The Institute for Justice lawyers were in National City last week to protest the blight designation on the Community Youth Athletic Center, a nonprofit boxing gym for at-risk youths. Community members and city officials helped remodel the 3,700-square-foot former gun shop in downtown National City for a January 2002 opening. The center serves about 50 kids per day with its free boxing and tutoring programs.

“The area is not blighted, and they haven’t established that it’s blighted, and the only reason they want it blighted is so they can transfer property from one private owner to another,” Rowes said. “It doesn’t matter to me whether it’s six years, 12 years or 12 minutes, that’s just unconstitutional and they shouldn’t be doing it.”

Sherm Harmer of Urban Housing Partners, the firm that intends to build a mixed use housing project where the CYAC currently sits, urged city leaders at the meeting to continue its redevelopment. Eminent domain is an important tool to revitalize the city, he said.

Councilman Fideles Ungab agreed. “Eminent domain can’t stop because of the CYAC,” he said. “We do need to have eminent domain. How and where we’ve used it have been very positive.”

If the council extends its authority as expected, Rowes said Institute for Justice will sue the city to “ensure that not just the gym but all Californians get proper protection for their property rights.”

In Grantville, redevelopment has to wait until a court can decide if the redevelopment area is legitimately blighted. The county’s lawsuit, with a trial date set for November, challenges the blight finding, which will lead to tax losses in the area for the county.

A redevelopment label caps the areas property taxes at that year’s levels, and as property taxes rise due to the increased value of new businesses and housing developments coming in, the difference goes back to the redevelopment agency for the area instead of into the county and city tax coffers. Twenty percent of that tax increment must be set aside to create low- and moderate-income housing.

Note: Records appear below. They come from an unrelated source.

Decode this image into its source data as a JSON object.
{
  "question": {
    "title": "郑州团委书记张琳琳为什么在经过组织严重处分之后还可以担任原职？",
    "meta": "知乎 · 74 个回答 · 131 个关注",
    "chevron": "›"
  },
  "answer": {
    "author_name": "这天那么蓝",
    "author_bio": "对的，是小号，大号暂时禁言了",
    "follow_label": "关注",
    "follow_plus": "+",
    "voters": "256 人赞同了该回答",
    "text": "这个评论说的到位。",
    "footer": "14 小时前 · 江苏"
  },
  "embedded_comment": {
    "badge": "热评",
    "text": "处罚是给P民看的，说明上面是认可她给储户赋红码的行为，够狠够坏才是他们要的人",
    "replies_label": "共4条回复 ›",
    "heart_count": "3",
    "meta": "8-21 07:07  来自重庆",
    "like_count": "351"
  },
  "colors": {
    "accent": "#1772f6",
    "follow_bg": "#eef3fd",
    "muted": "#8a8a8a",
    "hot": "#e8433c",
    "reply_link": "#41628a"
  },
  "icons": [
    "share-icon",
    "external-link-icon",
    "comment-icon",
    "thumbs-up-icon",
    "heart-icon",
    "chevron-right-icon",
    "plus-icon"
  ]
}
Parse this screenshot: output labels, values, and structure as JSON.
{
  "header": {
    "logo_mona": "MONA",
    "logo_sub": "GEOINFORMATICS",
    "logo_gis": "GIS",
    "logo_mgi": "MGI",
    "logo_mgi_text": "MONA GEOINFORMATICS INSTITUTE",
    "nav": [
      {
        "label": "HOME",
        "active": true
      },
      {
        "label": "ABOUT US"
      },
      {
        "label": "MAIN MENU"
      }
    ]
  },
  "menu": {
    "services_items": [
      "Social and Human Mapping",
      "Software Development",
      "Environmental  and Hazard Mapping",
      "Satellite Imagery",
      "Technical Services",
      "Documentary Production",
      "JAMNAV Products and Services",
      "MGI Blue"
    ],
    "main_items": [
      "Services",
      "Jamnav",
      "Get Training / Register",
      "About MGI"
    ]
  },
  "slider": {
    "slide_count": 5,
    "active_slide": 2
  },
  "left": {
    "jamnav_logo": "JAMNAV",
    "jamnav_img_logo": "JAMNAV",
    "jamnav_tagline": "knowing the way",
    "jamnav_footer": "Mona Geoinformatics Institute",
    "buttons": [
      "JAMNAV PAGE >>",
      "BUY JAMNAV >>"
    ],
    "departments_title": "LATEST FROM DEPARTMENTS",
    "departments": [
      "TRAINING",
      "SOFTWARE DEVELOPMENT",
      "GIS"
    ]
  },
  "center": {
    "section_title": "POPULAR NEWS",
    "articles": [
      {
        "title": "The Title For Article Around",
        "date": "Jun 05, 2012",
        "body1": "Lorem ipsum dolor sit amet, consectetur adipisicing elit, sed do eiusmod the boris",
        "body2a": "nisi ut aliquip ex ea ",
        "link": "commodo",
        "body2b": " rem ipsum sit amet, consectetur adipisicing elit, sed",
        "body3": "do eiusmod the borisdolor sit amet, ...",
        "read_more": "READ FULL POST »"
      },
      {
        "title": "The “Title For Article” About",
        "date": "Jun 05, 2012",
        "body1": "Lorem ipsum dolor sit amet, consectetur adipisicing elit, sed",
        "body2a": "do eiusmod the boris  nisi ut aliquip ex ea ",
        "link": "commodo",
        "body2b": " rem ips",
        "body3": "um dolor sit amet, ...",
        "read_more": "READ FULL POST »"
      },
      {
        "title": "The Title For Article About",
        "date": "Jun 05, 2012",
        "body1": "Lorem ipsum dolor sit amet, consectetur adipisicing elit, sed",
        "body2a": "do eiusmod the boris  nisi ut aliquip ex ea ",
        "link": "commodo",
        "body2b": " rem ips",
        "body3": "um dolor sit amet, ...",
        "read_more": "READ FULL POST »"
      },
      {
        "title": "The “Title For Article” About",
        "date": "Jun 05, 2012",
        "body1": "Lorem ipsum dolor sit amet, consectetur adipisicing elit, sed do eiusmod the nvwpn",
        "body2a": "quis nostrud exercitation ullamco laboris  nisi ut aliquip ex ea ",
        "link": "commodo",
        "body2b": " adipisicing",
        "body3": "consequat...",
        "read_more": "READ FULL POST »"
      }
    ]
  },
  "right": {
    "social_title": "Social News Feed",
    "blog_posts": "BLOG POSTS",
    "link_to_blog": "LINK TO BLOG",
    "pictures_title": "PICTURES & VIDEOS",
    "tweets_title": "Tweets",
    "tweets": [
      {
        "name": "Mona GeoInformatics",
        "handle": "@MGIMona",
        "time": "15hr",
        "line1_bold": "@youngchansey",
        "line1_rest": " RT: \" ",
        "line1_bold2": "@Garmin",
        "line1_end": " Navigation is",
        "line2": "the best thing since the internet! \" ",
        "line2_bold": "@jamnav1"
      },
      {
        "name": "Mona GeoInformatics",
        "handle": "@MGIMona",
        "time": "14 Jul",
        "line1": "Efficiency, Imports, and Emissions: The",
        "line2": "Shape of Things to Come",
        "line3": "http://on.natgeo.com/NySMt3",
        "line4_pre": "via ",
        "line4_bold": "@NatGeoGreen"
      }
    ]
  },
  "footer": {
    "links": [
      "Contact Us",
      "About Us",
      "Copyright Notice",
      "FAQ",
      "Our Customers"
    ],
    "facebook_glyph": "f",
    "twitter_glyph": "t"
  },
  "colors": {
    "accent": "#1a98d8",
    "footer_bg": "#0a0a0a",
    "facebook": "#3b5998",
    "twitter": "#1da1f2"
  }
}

Tom Harron, chief deputy county counsel, projected that could translate into a $200 million loss for the county at Grantville.

“Instead of going to the best use in the county, it all stays in the Grantville area. General fund money is unconstrained; it could be roads, it could be health care, whatever is considered to be higher priority is where it goes,” he said.

Tax increments can translate into windfalls for the redevelopment agency. For example, the Omni San Diego Hotel, which at 675 L St. sits in CCDC’s redevelopment area, paid $1.3 million in property taxes last year, according to the County Assessor’s Office. The site’s former owner — Frost Hardwood Lumber Co. — produced about $7,500 in property taxes at the creation of the project, the amount that will continue to be paid to the county and city until the project sunsets. CCDC, however, received 99.3 percent of the hotel’s taxes last year.

Brian Peterson, a veterinarian who owns the Friars Road Pet Hospital in Grantville, is active in fighting the blight designation. He started Grantville Action Group after learning of the project area plans in hopes of rallying community support against redevelopment. His own business is considered blighted for multiple reasons, including the fact that it’s almost 30 years old.

“Lot 5 is an irregular shape; that’s blight. Our parking is not adequate, that’s blight, and you can see our dumpster from the parking lot so that’s blight, too,” he said.

Eminent domain opponents say there are other ways to achieve redevelopment goals without resorting to condemning property. They point to cities like Anaheim, where the mayor and City Council committed to not using eminent domain to accomplish development goals. Using means such as rezoning the area around the Angels’ stadium to allow for easier development, clearing environmental impact statements and reducing old building requirements, the city was able to create the Platinum Triangle, a new urban district.

“We don’t begrudge the government using eminent domain for a definite public purpose or a public use,” Peterson said. “But to take private property and transfer it to developers to build condos or whatever they want to do, that’s not right. There’s an alternative to eminent domain.”